In a move that highlights the growing ethical concerns around advanced AI, Microsoft has developed a remarkably realistic text-to-speech system, VALL-E 2, but has chosen to keep it under wraps due to potential misuse.
While often associated with flashy releases and wide availability, advancements in AI are increasingly forcing tech giants to tread carefully. Microsoft’s latest innovation, VALL-E 2, is a prime example of this trend. This AI marvel can mimic human speech with astonishing accuracy using just a few seconds of audio, marking a significant leap in text-to-speech (TTS) technology.
“VALL-E 2 is the first voice AI to reach human parity in speech robustness, naturalness, and speaker similarity,” the Microsoft researchers proudly declare. This “human parity” means that AI-generated speech is nearly indistinguishable from a real person’s voice.
So, what makes VALL-E 2 so believable?
Two key features contribute to its realism. “Repetition Aware Sampling” allows the AI to avoid the monotonous repetition often found in TTS systems by intelligently addressing repeated words or syllables, making the speech flow more naturally.

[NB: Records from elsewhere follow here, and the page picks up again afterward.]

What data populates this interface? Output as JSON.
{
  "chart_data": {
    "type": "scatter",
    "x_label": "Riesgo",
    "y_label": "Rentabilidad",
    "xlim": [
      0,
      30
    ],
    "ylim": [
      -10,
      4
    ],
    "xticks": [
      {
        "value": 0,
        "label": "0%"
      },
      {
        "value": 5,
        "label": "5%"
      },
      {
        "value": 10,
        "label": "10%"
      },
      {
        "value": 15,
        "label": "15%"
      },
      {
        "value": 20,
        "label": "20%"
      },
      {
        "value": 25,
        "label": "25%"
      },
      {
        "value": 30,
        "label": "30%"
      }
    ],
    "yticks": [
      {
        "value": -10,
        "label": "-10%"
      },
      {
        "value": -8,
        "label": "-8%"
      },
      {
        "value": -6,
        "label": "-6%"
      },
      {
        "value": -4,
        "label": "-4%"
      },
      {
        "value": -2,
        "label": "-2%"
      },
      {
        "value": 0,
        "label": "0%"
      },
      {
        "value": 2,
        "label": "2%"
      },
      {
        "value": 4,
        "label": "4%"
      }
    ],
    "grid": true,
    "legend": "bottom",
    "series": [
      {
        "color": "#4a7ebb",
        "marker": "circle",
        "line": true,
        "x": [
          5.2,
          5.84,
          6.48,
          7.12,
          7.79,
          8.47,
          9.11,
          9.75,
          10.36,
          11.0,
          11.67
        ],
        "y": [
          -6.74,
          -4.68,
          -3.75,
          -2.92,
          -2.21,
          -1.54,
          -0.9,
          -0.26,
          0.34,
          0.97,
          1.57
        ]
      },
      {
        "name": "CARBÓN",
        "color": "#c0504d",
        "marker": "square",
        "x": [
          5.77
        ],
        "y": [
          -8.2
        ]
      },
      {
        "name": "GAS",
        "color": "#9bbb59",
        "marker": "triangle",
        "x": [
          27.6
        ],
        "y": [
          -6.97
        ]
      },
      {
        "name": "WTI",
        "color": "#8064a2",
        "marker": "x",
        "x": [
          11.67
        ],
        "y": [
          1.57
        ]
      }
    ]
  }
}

Secondly, “Grouped Code Modeling” boosts efficiency by processing shorter sound sequences, speeding up speech generation and handling long, complex audio strings.
Fears of misuse overshadow potential.
Despite its vast potential in education, entertainment, accessibility, and more, Microsoft has opted to keep VALL-E 2 under tight control. The company cites concerns about potential misuse, particularly regarding voice identification spoofing and convincing impersonations.

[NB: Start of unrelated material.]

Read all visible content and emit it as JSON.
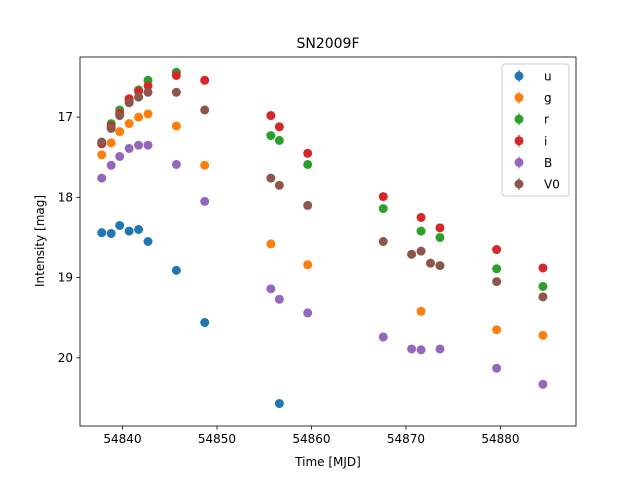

“VALL-E 2 is purely a research project. Currently, we have no plans to incorporate VALL-E 2 into a product or expand access to the public,” the researchers state, echoing similar restrictions imposed by other AI companies like OpenAI on their voice technology.
Despite these concerns, Microsoft remains optimistic about the future of AI speech technology. The researchers envision safe and ethical applications where synthesised speech retains speaker identity with proper consent and robust detection mechanisms.
This groundbreaking research has been detailed in a pre-print paper, offering a glimpse into the future of AI while raising crucial questions about its responsible development and deployment.
Jaspreet Bindra, Founder of Tech Whisperer commented, “Microsoft calls this purely a research project and the reason they have not put it out for commercial use is primarily because the product is so good that it can be used for voice spoofing. Any actor or person’s voice can be spoofed, resulting in multiple issues, both legal and ethical. With the upcoming US elections, companies are being very careful in releasing AI products which generate realistic voice or video.”